Fragaria × bringhurstii

Scientific classification
- Kingdom: Plantae
- Clade: Embryophytes
- Clade: Tracheophytes
- Clade: Spermatophytes
- Clade: Angiosperms
- Clade: Eudicots
- Clade: Rosids
- Order: Rosales
- Family: Rosaceae
- Genus: Fragaria
- Species: F. × bringhurstii
- Binomial name: Fragaria × bringhurstii Staudt

= Fragaria × bringhurstii =

- Genus: Fragaria
- Species: × bringhurstii
- Authority: Staudt

Hybrid strawberry

Fragaria × bringhurstii is a naturally occurring hybrid species of wild strawberry native to the West Coast of the United States. The species results from the natural intercrossing of Fragaria vesca and Fragaria chiloensis, native species whose ranges overlap in that region.

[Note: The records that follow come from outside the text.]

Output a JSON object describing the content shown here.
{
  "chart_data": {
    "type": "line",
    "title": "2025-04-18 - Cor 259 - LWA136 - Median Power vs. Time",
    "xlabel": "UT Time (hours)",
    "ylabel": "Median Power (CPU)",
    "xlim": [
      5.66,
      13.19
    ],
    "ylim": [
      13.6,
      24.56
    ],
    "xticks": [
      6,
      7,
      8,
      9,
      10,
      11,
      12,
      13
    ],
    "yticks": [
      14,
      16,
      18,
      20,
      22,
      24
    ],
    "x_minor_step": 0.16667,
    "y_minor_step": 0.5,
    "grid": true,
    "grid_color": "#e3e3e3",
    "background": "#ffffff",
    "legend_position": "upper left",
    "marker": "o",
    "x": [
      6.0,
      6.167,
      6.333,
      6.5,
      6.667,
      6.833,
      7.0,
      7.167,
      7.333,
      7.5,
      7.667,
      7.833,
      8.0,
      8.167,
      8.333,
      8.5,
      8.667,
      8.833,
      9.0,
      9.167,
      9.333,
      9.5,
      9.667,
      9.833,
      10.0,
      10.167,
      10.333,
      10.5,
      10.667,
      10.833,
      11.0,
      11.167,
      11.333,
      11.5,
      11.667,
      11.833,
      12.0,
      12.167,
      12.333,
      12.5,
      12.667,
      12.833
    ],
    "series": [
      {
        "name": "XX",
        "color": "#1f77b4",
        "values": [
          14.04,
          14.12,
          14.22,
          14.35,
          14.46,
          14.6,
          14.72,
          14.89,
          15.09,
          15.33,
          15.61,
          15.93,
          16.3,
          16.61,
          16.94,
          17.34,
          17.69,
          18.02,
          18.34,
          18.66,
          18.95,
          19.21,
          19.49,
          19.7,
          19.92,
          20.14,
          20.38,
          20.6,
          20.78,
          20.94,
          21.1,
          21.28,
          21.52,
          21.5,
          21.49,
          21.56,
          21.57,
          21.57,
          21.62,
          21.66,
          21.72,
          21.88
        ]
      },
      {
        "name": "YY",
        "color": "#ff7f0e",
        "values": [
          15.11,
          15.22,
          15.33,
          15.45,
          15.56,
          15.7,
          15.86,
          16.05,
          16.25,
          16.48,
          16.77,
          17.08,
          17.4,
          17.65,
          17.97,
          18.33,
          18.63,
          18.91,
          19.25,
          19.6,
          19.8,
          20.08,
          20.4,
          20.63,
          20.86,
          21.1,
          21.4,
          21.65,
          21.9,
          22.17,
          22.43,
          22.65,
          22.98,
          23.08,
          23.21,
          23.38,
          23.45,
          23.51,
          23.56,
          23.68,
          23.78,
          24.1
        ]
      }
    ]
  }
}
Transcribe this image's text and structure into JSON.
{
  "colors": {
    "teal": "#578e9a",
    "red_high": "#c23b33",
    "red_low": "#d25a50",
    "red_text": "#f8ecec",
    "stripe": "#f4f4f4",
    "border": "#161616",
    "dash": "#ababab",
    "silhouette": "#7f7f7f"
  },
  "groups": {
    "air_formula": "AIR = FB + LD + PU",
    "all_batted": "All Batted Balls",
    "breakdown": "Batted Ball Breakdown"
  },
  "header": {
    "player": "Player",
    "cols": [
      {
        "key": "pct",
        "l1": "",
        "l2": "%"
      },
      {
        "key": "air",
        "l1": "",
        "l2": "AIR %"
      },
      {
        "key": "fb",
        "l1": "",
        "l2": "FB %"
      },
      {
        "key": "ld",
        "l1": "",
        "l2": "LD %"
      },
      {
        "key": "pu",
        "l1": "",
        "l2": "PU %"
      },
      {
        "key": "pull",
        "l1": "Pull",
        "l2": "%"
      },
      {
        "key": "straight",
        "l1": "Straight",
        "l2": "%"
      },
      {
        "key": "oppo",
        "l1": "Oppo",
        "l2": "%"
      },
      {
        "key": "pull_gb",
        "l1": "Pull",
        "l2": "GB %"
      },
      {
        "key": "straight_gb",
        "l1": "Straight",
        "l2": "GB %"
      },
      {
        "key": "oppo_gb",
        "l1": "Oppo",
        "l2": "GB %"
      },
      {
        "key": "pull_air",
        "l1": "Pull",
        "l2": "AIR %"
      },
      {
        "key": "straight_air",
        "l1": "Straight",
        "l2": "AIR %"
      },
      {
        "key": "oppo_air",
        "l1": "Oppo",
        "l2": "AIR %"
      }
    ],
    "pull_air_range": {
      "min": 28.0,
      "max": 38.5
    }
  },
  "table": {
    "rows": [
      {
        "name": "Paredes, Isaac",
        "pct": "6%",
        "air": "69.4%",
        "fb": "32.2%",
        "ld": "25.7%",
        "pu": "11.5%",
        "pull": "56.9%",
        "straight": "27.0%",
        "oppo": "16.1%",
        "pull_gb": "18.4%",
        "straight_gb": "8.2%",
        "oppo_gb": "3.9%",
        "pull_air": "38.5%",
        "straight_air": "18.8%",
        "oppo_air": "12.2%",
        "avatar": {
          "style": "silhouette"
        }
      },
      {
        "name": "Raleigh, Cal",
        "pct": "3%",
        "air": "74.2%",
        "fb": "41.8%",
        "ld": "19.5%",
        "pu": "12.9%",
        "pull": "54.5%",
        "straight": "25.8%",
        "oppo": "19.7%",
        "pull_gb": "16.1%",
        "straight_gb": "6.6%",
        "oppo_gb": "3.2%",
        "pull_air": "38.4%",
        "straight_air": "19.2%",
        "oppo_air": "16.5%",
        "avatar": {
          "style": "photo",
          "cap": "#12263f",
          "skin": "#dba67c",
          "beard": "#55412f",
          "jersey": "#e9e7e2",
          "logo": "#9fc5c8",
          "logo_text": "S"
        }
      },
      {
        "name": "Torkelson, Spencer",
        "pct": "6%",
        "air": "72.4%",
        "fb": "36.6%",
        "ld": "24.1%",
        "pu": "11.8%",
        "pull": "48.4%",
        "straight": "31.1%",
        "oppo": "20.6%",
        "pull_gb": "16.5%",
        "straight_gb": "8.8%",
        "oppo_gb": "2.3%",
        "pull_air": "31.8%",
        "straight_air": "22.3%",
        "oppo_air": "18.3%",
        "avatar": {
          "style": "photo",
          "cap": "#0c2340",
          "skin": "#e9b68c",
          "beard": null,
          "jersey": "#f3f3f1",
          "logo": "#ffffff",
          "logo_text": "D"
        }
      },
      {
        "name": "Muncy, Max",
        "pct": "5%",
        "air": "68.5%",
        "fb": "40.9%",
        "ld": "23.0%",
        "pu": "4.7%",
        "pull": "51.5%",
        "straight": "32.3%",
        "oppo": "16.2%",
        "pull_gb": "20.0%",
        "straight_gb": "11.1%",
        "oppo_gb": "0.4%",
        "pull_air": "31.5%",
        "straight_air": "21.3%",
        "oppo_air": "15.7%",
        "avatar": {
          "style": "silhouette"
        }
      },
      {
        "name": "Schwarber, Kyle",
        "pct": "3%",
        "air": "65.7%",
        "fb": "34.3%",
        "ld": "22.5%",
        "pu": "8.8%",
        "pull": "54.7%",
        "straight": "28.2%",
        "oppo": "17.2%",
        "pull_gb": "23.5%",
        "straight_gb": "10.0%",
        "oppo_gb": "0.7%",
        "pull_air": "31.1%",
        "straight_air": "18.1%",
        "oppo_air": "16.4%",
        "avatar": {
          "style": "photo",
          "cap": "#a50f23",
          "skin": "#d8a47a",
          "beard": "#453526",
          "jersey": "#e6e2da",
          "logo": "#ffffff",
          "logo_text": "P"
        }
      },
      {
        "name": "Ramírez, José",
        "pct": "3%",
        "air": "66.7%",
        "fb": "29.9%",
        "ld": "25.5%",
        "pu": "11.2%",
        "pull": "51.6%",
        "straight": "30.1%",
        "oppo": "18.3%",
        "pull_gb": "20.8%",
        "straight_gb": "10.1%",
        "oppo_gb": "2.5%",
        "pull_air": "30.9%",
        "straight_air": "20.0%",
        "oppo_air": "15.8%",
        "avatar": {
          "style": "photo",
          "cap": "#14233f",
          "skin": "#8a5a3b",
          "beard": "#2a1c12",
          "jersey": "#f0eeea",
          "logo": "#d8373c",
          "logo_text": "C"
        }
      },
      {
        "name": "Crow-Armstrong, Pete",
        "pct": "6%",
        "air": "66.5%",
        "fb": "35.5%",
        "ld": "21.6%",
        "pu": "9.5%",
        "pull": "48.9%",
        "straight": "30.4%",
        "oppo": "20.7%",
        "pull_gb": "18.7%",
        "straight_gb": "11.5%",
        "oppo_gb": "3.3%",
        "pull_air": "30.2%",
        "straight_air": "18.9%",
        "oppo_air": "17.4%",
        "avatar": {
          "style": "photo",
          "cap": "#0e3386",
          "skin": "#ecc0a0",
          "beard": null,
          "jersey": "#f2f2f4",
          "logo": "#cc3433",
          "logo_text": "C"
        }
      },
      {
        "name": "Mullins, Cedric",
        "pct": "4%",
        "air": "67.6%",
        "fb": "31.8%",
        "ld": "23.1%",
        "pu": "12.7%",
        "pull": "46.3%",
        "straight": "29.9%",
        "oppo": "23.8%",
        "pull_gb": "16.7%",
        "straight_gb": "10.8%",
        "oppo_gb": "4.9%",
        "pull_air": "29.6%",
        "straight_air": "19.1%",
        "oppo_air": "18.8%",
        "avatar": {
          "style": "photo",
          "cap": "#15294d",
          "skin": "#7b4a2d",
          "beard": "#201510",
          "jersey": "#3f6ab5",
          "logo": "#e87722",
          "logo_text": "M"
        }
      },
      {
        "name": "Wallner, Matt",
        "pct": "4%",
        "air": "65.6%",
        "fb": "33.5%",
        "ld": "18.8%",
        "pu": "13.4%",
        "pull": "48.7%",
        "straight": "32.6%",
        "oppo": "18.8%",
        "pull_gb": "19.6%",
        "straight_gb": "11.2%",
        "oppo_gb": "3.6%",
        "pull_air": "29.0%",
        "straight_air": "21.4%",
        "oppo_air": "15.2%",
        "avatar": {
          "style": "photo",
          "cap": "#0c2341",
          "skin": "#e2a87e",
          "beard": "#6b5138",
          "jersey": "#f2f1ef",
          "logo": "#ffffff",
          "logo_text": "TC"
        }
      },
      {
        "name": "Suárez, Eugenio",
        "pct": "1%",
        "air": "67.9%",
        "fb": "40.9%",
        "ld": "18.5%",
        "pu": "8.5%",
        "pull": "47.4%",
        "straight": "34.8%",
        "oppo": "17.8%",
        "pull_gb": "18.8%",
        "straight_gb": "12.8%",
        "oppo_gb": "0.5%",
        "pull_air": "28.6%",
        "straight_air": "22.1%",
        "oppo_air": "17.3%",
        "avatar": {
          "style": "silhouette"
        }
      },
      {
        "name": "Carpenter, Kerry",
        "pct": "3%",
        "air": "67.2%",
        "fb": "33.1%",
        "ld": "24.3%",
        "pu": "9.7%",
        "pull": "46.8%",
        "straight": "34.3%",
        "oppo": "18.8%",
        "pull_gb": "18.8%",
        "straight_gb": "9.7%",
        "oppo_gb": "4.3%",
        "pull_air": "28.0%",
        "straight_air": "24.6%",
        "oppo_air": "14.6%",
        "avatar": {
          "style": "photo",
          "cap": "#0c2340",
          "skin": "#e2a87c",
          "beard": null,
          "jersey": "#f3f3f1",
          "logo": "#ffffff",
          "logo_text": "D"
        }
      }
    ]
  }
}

All strawberries have a base haploid count of 7 chromosomes. Fragaria × bringhurstii is pentaploid, having 5 pairs of these chromosomes for a total of 35 chromosomes, 7 from the F. vesca parent, and 28 from the F. chiloensis parent. Because of this odd number of chromosomes, this species possesses only limited fertility, due to problems of chromosome pairing during meiosis. However the plants readily reproduce vegetatively through runnering.